Penggunaan bahan tambahan pangan dalam produk pangan yang tidak mempunyai resiko
kesehatan dapat dibenarkan, karena hal tersebut lazim digunakan.
Peraturan Menteri Kesehatan RI No.
235/MENKES/PER/VI/1979 tanggal 19 Juni 1979 mengelompokkan BTM berdasarkan
fungsinya, yaitu: (1) antioksidan dan antioksidan sinergis, (2) anti kempal, (3)
pengasam, penetral dan pendapar, (4) enzim, (5) pemanis buatan, (6) pemutih dan
pematang, (7) penambah gizi, (8) pengawet, (9) pengemulsi, pemantap dan
pengental, (10) pengeras, (11) pewarna alami dan sintetik, (12) penyedap rasa
dan aroma, (13) sekuestran, dan (14) bahan tambahan lain.
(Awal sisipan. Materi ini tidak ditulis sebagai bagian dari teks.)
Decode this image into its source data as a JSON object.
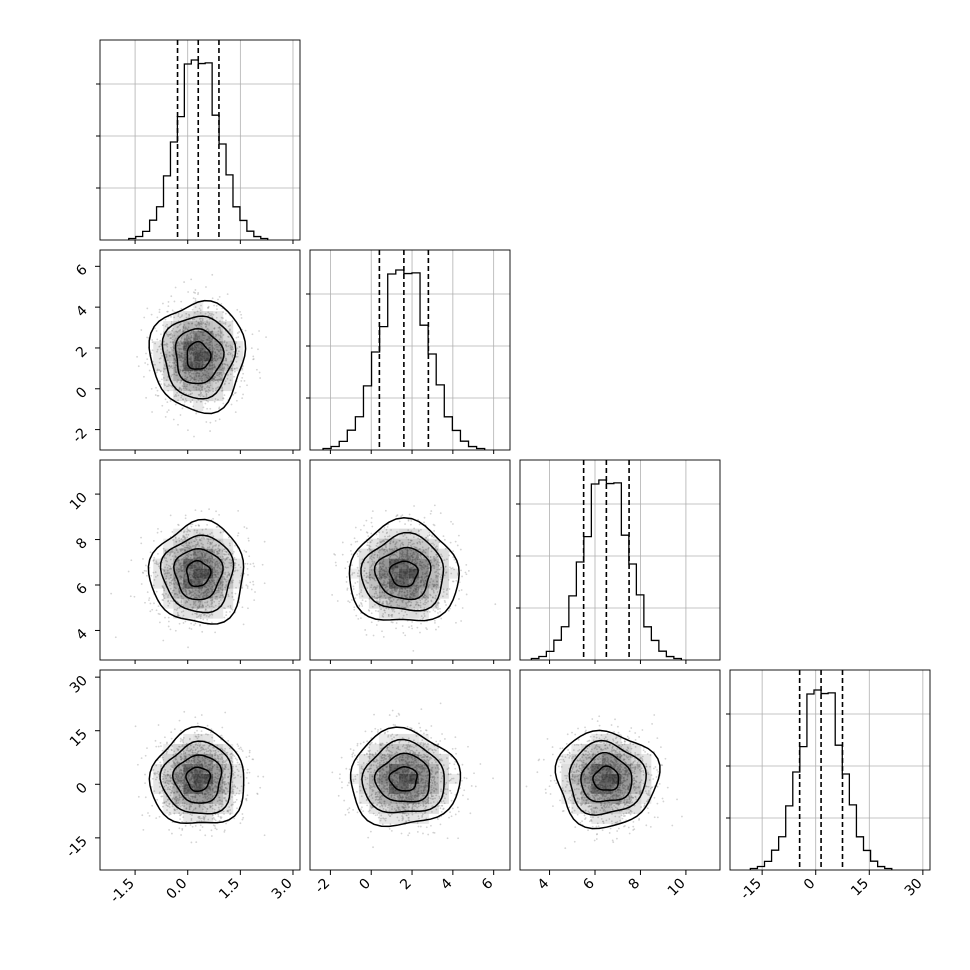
{
  "chart_data": {
    "type": "corner",
    "grid": true,
    "parameters": [
      {
        "mean": 0.3,
        "std": 0.6,
        "range": [
          -2.5,
          3.2
        ],
        "ticks": [
          "-1.5",
          "0.0",
          "1.5",
          "3.0"
        ],
        "tick_values": [
          -1.5,
          0.0,
          1.5,
          3.0
        ],
        "quantiles": [
          -0.29,
          0.3,
          0.89
        ]
      },
      {
        "mean": 1.6,
        "std": 1.2,
        "range": [
          -3.0,
          6.8
        ],
        "ticks": [
          "-2",
          "0",
          "2",
          "4",
          "6"
        ],
        "tick_values": [
          -2,
          0,
          2,
          4,
          6
        ],
        "quantiles": [
          0.4,
          1.6,
          2.8
        ]
      },
      {
        "mean": 6.5,
        "std": 1.0,
        "range": [
          2.7,
          11.5
        ],
        "ticks": [
          "4",
          "6",
          "8",
          "10"
        ],
        "tick_values": [
          4,
          6,
          8,
          10
        ],
        "quantiles": [
          5.5,
          6.5,
          7.5
        ]
      },
      {
        "mean": 1.5,
        "std": 6.0,
        "range": [
          -24,
          32
        ],
        "ticks": [
          "-15",
          "0",
          "15",
          "30"
        ],
        "tick_values": [
          -15,
          0,
          15,
          30
        ],
        "quantiles": [
          -4.5,
          1.5,
          7.5
        ]
      }
    ],
    "histogram_bins": 20,
    "contour_levels_sigma": [
      0.5,
      1.0,
      1.5,
      2.0
    ],
    "colors": {
      "line": "#000000",
      "scatter": "#9e9e9e",
      "grid": "#b0b0b0",
      "density": "#000000"
    }
  }
}
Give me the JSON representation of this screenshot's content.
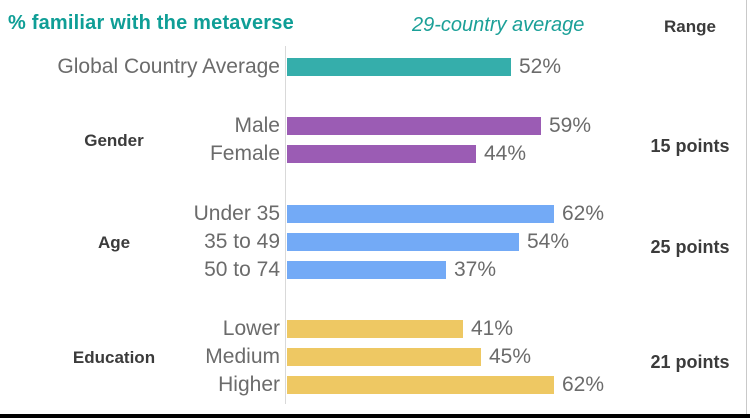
{
  "header": {
    "title": "% familiar with the metaverse",
    "subtitle": "29-country average",
    "range_label": "Range"
  },
  "colors": {
    "title_teal": "#0f9e96",
    "teal_bar": "#35aeab",
    "purple_bar": "#9b5cb4",
    "blue_bar": "#73aaf6",
    "yellow_bar": "#eec863",
    "label_gray": "#6b6b6b",
    "dark_text": "#3b3b3b",
    "axis_line": "#d9d9d9"
  },
  "chart_data": {
    "type": "bar",
    "orientation": "horizontal",
    "title": "% familiar with the metaverse",
    "subtitle": "29-country average",
    "range_column_header": "Range",
    "unit": "%",
    "xlim": [
      0,
      70
    ],
    "grid": false,
    "groups": [
      {
        "name": "",
        "color": "#35aeab",
        "range": "",
        "rows": [
          {
            "label": "Global Country Average",
            "value": 52,
            "value_label": "52%"
          }
        ]
      },
      {
        "name": "Gender",
        "color": "#9b5cb4",
        "range": "15 points",
        "rows": [
          {
            "label": "Male",
            "value": 59,
            "value_label": "59%"
          },
          {
            "label": "Female",
            "value": 44,
            "value_label": "44%"
          }
        ]
      },
      {
        "name": "Age",
        "color": "#73aaf6",
        "range": "25 points",
        "rows": [
          {
            "label": "Under 35",
            "value": 62,
            "value_label": "62%"
          },
          {
            "label": "35 to 49",
            "value": 54,
            "value_label": "54%"
          },
          {
            "label": "50 to 74",
            "value": 37,
            "value_label": "37%"
          }
        ]
      },
      {
        "name": "Education",
        "color": "#eec863",
        "range": "21 points",
        "rows": [
          {
            "label": "Lower",
            "value": 41,
            "value_label": "41%"
          },
          {
            "label": "Medium",
            "value": 45,
            "value_label": "45%"
          },
          {
            "label": "Higher",
            "value": 62,
            "value_label": "62%"
          }
        ]
      }
    ]
  }
}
Secara garis besar pewarna dibedakan
menjadi dua, yaitu pewarna alami dan sintetik. Pewarna alami yang dikenal di
antaranya adalah daun suji (warna hijau), daun jambu/daun jati (warna merah),
dan kunyit untuk pewarna kuning. Sedangkan menurut GG Birch (1976), zat pewarna
makanan terbagi dalam dua kelompok, yaitu centrified colour dan uncentrified
colour. Uncentrified colour merupakan zat pewarna alami berupa ekstrak pigmen
dari tumbuh-tumbuhan atau hewan dan zat pewarna mineral.
Penentuan
mutu bahan makanan pada umumnya sangat bergantung pada beberapa faktor,
diantaranya cita rasa, warna, tekstur dan nilai gizinya. Disamping itu ada
faktor lain, misalnya sifat mikrobiologis. Tetapi sebelum faktor-faktor
lain dipertmbangkan, secara visual faktor warna tampil dahulu dan
kadang-kadang sangat menentukan.
Selain
sebagai fungsi yang menentukan mutu, warna juga dapat digunakan sebagai
indikator kesegaran atau kematangan, baik tidaknya pencampuran atau cara
pengolahan dapat ditandai adanya warna yang seragam dan merata.
Penambahan
bahan pewarna pada pangan dilakukan untuk beberapa tujuan antara lain memberi
kesan menarik, menyeragamkan warna makanan, menstabilkan warna, menutupi
perubahan warna selama proses pengolahan, dan mengatasi perubahan warna selama
penyimpanan.
Ada
5 sebab yang dapat menyebabkan suatu bahan makanan berwarna, yaitu :
1.
Pigmen yang secara alami terdapat pada tanaman dan hewan, misalnya klorofil
berwarna hijau, karoten berwarna jingga, dan mioglobin menyebabkan warna merah
pada daging.
2.
Reaksi karamelisasi yang timbul bila gula dipanaskan membentuk warna coklat
pada kembang gula, karamel atau roti yang dibakar.
3.
Warna gelap yang timbul karena adanya reaksi Maillard, yaitu antara gugus amino
protein dan gugus karbonil gula pereduksi. Misalnya susu bubuk yang
disimpan lama akan berwarna gelap.
4.
Reaksi antara senyawa organik dengan udara akan menghasilkan warna hitam atau
coklat gelap. Reaksi oksidasi ini dipercepat oleh adanya logam serta enzim,
misalnya warna gelap permukaan apel atau kentang yang dipotong.
5.
Penambahan zat warna, baik zat warna alami ataupun zat warna sintetik, yang
termasuk golongan bahan aditif makanan.
Aneka
jenis pewarna ini ada yang berupa bubuk, pasta atau cairan. ada dua jenis zat
pewarna yaitu certified color dan unceretified color. Certified
color merupakan zat pewarna sintetik yang terdiri dari dye dan lake,
sedangkan uncertified color adalah zat pewarna yang berasal
dari bahan alami.
1. Certified Color (pewarna
sintesis)
Ada
2 macam yang tergolong Certified Color yaitu Dye dan Lake.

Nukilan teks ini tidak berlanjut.